Thinking of selling silver in NYC?
Gold gets the headlines, but silver has quietly become one of the more interesting stories in the precious metals market this summer. If you have sterling flatware packed away from an estate, old coin rolls in a filing cabinet, or a collection of .925 jewelry you never wear, the current landscape for selling silver in New York is worth paying attention to.
Unlike gold, silver serves a dual role. It’s both a monetary metal and an industrial one — used heavily in solar panels, electronics, and medical applications. That industrial demand component gives it a different kind of price support than gold has, and it’s been one of the factors keeping values elevated even through periods of broader market uncertainty.
What “Sterling” Actually Means When You Sell
Sterling silver is 92.5% pure — that’s where the .925 stamp comes from. Fine silver is 99.9% pure. Coin silver, common in older American flatware and coins minted before 1965, is typically 90% pure. Each has a different melt value, and that calculation is where your payout begins.
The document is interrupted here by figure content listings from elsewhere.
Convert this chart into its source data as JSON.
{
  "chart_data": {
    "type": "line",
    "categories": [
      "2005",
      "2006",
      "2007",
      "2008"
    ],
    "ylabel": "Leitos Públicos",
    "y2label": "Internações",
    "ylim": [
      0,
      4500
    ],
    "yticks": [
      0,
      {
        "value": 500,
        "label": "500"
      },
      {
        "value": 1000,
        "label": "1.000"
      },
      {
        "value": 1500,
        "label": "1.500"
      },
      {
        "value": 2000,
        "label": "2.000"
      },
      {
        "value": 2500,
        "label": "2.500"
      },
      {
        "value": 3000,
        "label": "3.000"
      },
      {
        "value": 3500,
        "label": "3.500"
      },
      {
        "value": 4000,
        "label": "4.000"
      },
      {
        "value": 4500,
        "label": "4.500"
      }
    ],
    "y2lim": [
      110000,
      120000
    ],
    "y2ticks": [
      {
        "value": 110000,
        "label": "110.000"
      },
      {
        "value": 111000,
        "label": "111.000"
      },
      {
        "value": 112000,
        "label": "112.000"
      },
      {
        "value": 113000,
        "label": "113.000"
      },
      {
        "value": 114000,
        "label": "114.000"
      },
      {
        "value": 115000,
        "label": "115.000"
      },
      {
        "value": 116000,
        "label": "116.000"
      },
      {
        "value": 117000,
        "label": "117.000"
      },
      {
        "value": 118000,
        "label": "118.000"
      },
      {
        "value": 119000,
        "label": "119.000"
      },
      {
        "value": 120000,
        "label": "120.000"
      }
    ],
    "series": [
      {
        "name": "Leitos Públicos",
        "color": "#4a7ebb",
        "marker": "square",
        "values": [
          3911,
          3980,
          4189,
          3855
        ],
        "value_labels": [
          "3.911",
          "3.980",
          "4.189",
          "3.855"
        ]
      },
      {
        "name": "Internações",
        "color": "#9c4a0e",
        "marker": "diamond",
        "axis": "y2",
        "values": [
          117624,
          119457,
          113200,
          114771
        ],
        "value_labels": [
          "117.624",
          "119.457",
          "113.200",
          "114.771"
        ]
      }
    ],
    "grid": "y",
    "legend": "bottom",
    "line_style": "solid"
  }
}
The key word there is begins. A piece with significant weight, excellent condition, or maker’s marks from a notable silversmith may be worth more than melt. This is why it pays to bring items to someone who actually knows the market, not just a scrap buyer who will offer you a flat rate per ounce and move on.
Estate Flatware: The Most Misunderstood Category
Every few weeks, someone walks into a precious metals buyer on 47th Street with a full set of grandma’s silver flatware — 12 place settings, the serving pieces, the whole thing — and is surprised to learn how much it actually weighs. Silver is dense. A good set can run 80, 100, even 120 troy ounces or more. At current market prices, that’s real money.
The opposite surprise also happens. Some flatware that looks silver is actually silverplate — a base metal with a thin silver coating that has no meaningful scrap value. A proper test takes 30 seconds and removes all ambiguity. If you don’t know what you have, get it tested before you make any assumptions about what it’s worth.
Silver Coins: A Category of Their Own
Pre-1965 U.S. dimes, quarters, half dollars, and dollars are 90% silver. These are commonly called “junk silver” — a misleading term because they have genuine melt value that fluctuates with the spot price. Rolls of these coins, bags of them, or even individual pieces tucked away in an old change jar are worth having evaluated. Certain dates and mint marks also carry numismatic premiums on top of melt value, which is another reason a specialist is the right call.
Getting a Fair Price in New York
New York is one of the best cities in the country to sell precious metals because competition among buyers is real. The Diamond District has multiple dealers operating within a few blocks of each other, which keeps offers honest. The Precious Metals Group at 30 W. 47th Street buys sterling silver, fine silver, silver coins, and silverplate evaluations at no charge — you find out quickly what you have and what it’s worth. No pressure, no mystery pricing.
If silver has been sitting in storage taking up space, this summer is a fine time to convert it into something more useful. The market is cooperating.